You can expect to experience increased sadness on these special days throughout the year because they revive thoughts of your deceased loved one and remind you of the life you once had. The tips below can help you make the most of the holidays ahead as you cope with your grief.
Embrace the moment
Holidays and other special days on the calendar promote gatherings and celebrations with your loved ones. Cherish these moments and use them as opportunities to have positive conversations. You may find it helpful to discuss with others what you’ve been dealing with due to your loss.
You won’t always feel the need to talk about your grief and loss. However, in the beginning stages of the mourning process, you can expect to need the added love and support of your family and social circle.
Light a candle
Remembering your deceased loved ones during the holidays is vital to the grieving process and overall healing. Lighting a special memorial candle helps honor their memory as you celebrate the holidays. A ceremonial candle lighting is a great way to maintain a connection with and keep your loved ones.
Inviting your friends and family to join you in this celebration brings new meaning to the holidays. Honoring your loved ones helps you cope with pain and sorrow regardless of how much time has passed from when they died.
Use holidays as milestones
With each passing year, your grief will evolve into something different. Your pain and suffering may not always lessen as time moves on, but you can expect your grief experience to have its ups and downs.
The more holidays and other special occasions you can mark off the calendar each year, the better you can expect to feel as your grief changes your perspectives and outlooks. Before you know it, you’ll have the first full calendar of holidays behind you, and you can close that chapter of your life.

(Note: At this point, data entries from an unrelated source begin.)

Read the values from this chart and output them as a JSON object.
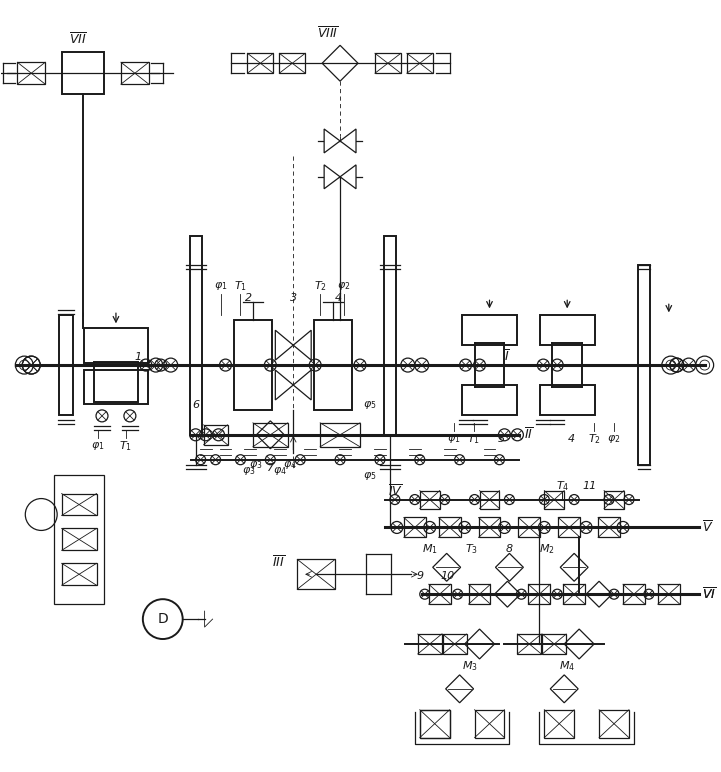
{
  "bg_color": "#ffffff",
  "line_color": "#1a1a1a",
  "fig_width": 7.21,
  "fig_height": 7.72,
  "dpi": 100
}
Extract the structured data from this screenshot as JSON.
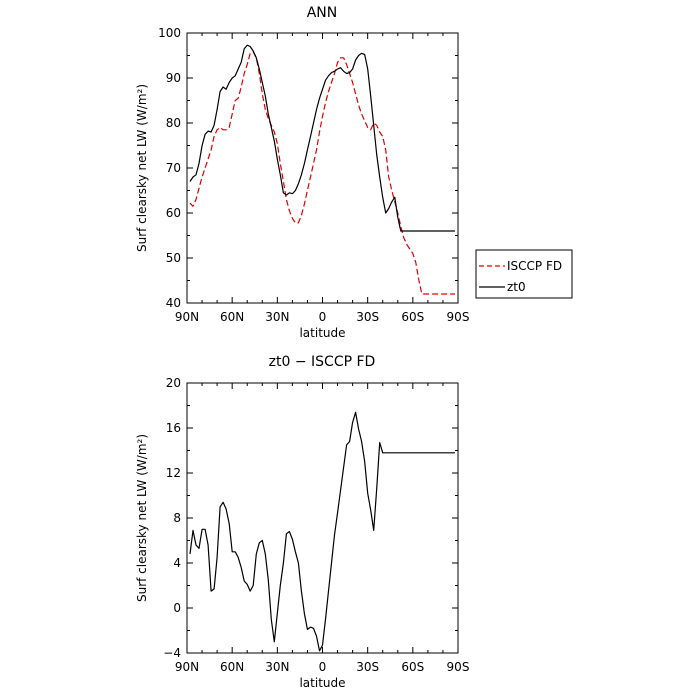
{
  "chart_data": [
    {
      "type": "line",
      "title": "ANN",
      "xlabel": "latitude",
      "ylabel": "Surf clearsky net LW (W/m²)",
      "xlim": [
        90,
        -90
      ],
      "ylim": [
        40,
        100
      ],
      "xticks": [
        90,
        60,
        30,
        0,
        -30,
        -60,
        -90
      ],
      "xtick_labels": [
        "90N",
        "60N",
        "30N",
        "0",
        "30S",
        "60S",
        "90S"
      ],
      "yticks": [
        40,
        50,
        60,
        70,
        80,
        90,
        100
      ],
      "ytick_labels": [
        "40",
        "50",
        "60",
        "70",
        "80",
        "90",
        "100"
      ],
      "legend_position": "right",
      "series": [
        {
          "name": "ISCCP FD",
          "color": "#e00000",
          "dash": "dashed",
          "x": [
            88,
            86,
            84,
            82,
            80,
            78,
            76,
            74,
            72,
            70,
            68,
            66,
            64,
            62,
            60,
            58,
            56,
            54,
            52,
            50,
            48,
            46,
            44,
            42,
            40,
            38,
            36,
            34,
            32,
            30,
            28,
            26,
            24,
            22,
            20,
            18,
            16,
            14,
            12,
            10,
            8,
            6,
            4,
            2,
            0,
            -2,
            -4,
            -6,
            -8,
            -10,
            -12,
            -14,
            -16,
            -18,
            -20,
            -22,
            -24,
            -26,
            -28,
            -30,
            -32,
            -34,
            -36,
            -38,
            -40,
            -42,
            -44,
            -46,
            -48,
            -50,
            -52,
            -54,
            -56,
            -58,
            -60,
            -62,
            -64,
            -66,
            -68,
            -70,
            -72,
            -74,
            -76,
            -78,
            -80,
            -82,
            -84,
            -86,
            -88
          ],
          "y": [
            62.2,
            61.5,
            63.0,
            65.5,
            68.0,
            70.0,
            72.0,
            74.0,
            77.0,
            78.5,
            79.0,
            78.5,
            78.5,
            79.0,
            82.0,
            85.0,
            85.5,
            88.0,
            91.0,
            93.0,
            95.5,
            95.8,
            94.5,
            91.0,
            86.5,
            83.0,
            81.0,
            79.5,
            78.0,
            75.5,
            71.0,
            67.0,
            63.0,
            60.5,
            58.8,
            57.8,
            57.8,
            59.5,
            62.0,
            65.0,
            68.0,
            71.0,
            74.0,
            78.0,
            81.5,
            84.5,
            87.0,
            89.0,
            91.0,
            93.5,
            94.5,
            94.5,
            93.0,
            91.0,
            89.0,
            86.5,
            84.0,
            82.0,
            80.5,
            79.0,
            78.5,
            80.0,
            79.5,
            78.0,
            77.0,
            74.0,
            68.0,
            65.0,
            62.5,
            60.0,
            57.0,
            54.5,
            53.0,
            52.0,
            51.0,
            49.0,
            45.0,
            42.0,
            42.0,
            42.0,
            42.0,
            42.0,
            42.0,
            42.0,
            42.0,
            42.0,
            42.0,
            42.0,
            42.0
          ]
        },
        {
          "name": "zt0",
          "color": "#000000",
          "dash": "solid",
          "x": [
            88,
            86,
            84,
            82,
            80,
            78,
            76,
            74,
            72,
            70,
            68,
            66,
            64,
            62,
            60,
            58,
            56,
            54,
            52,
            50,
            48,
            46,
            44,
            42,
            40,
            38,
            36,
            34,
            32,
            30,
            28,
            26,
            24,
            22,
            20,
            18,
            16,
            14,
            12,
            10,
            8,
            6,
            4,
            2,
            0,
            -2,
            -4,
            -6,
            -8,
            -10,
            -12,
            -14,
            -16,
            -18,
            -20,
            -22,
            -24,
            -26,
            -28,
            -30,
            -32,
            -34,
            -36,
            -38,
            -40,
            -42,
            -44,
            -46,
            -48,
            -50,
            -52,
            -54,
            -56,
            -58,
            -60,
            -62,
            -64,
            -66,
            -68,
            -70,
            -72,
            -74,
            -76,
            -78,
            -80,
            -82,
            -84,
            -86,
            -88
          ],
          "y": [
            67.0,
            68.0,
            68.5,
            71.0,
            75.0,
            77.5,
            78.2,
            78.0,
            79.5,
            83.0,
            87.0,
            88.0,
            87.5,
            89.0,
            90.0,
            90.5,
            92.0,
            93.5,
            96.5,
            97.3,
            97.0,
            96.0,
            94.5,
            92.0,
            89.0,
            86.0,
            82.0,
            79.0,
            76.0,
            72.0,
            68.5,
            64.5,
            64.0,
            64.5,
            64.3,
            65.0,
            66.5,
            68.5,
            71.0,
            74.0,
            77.0,
            80.0,
            83.0,
            85.5,
            87.5,
            89.5,
            90.5,
            91.2,
            91.5,
            92.0,
            92.3,
            91.5,
            91.0,
            91.2,
            92.0,
            94.0,
            95.0,
            95.5,
            95.2,
            92.0,
            86.0,
            79.5,
            73.0,
            68.0,
            63.5,
            60.0,
            61.0,
            62.5,
            63.5,
            59.0,
            56.0,
            56.0,
            56.0,
            56.0,
            56.0,
            56.0,
            56.0,
            56.0,
            56.0,
            56.0,
            56.0,
            56.0,
            56.0,
            56.0,
            56.0,
            56.0,
            56.0,
            56.0,
            56.0
          ]
        }
      ]
    },
    {
      "type": "line",
      "title": "zt0 − ISCCP FD",
      "xlabel": "latitude",
      "ylabel": "Surf clearsky net LW (W/m²)",
      "xlim": [
        90,
        -90
      ],
      "ylim": [
        -4,
        20
      ],
      "xticks": [
        90,
        60,
        30,
        0,
        -30,
        -60,
        -90
      ],
      "xtick_labels": [
        "90N",
        "60N",
        "30N",
        "0",
        "30S",
        "60S",
        "90S"
      ],
      "yticks": [
        -4,
        0,
        4,
        8,
        12,
        16,
        20
      ],
      "ytick_labels": [
        "−4",
        "0",
        "4",
        "8",
        "12",
        "16",
        "20"
      ],
      "series": [
        {
          "name": "",
          "color": "#000000",
          "dash": "solid",
          "x": [
            88,
            86,
            84,
            82,
            80,
            78,
            76,
            74,
            72,
            70,
            68,
            66,
            64,
            62,
            60,
            58,
            56,
            54,
            52,
            50,
            48,
            46,
            44,
            42,
            40,
            38,
            36,
            34,
            32,
            30,
            28,
            26,
            24,
            22,
            20,
            18,
            16,
            14,
            12,
            10,
            8,
            6,
            4,
            2,
            0,
            -2,
            -4,
            -6,
            -8,
            -10,
            -12,
            -14,
            -16,
            -18,
            -20,
            -22,
            -24,
            -26,
            -28,
            -30,
            -32,
            -34,
            -36,
            -38,
            -40,
            -42,
            -44,
            -46,
            -48,
            -50,
            -52,
            -54,
            -56,
            -58,
            -60,
            -62,
            -64,
            -66,
            -68,
            -70,
            -72,
            -74,
            -76,
            -78,
            -80,
            -82,
            -84,
            -86,
            -88
          ],
          "y": [
            4.8,
            6.9,
            5.6,
            5.3,
            7.0,
            7.0,
            5.6,
            1.5,
            1.7,
            4.5,
            9.0,
            9.4,
            8.8,
            7.5,
            5.0,
            5.0,
            4.5,
            3.6,
            2.4,
            2.1,
            1.5,
            2.0,
            4.8,
            5.8,
            6.0,
            4.8,
            2.5,
            -1.0,
            -3.0,
            -0.5,
            2.0,
            4.0,
            6.6,
            6.8,
            6.1,
            5.0,
            4.0,
            1.5,
            -0.5,
            -1.9,
            -1.7,
            -1.8,
            -2.5,
            -3.8,
            -3.3,
            -1.0,
            1.5,
            4.0,
            6.5,
            8.5,
            10.5,
            12.5,
            14.5,
            14.8,
            16.5,
            17.4,
            15.9,
            14.8,
            13.0,
            10.2,
            8.7,
            6.9,
            10.6,
            14.7,
            13.8,
            13.8,
            13.8,
            13.8,
            13.8,
            13.8,
            13.8,
            13.8,
            13.8,
            13.8,
            13.8,
            13.8,
            13.8,
            13.8,
            13.8,
            13.8,
            13.8,
            13.8,
            13.8,
            13.8,
            13.8,
            13.8,
            13.8,
            13.8,
            13.8
          ]
        }
      ]
    }
  ]
}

When Skipping the Holidays Helps
Each holiday, we yearn to celebrate the joys of the season with our loved ones. But when someone we love dies, we don't always know how to survive. The holidays turn into something we want to avoid, with some of us experiencing heightened symptoms of anxiety, depression, and grief during this time. Recognize that each person copes with grief differently. There's nothing wrong with wanting to skip the holidays entirely to help you survive your grief.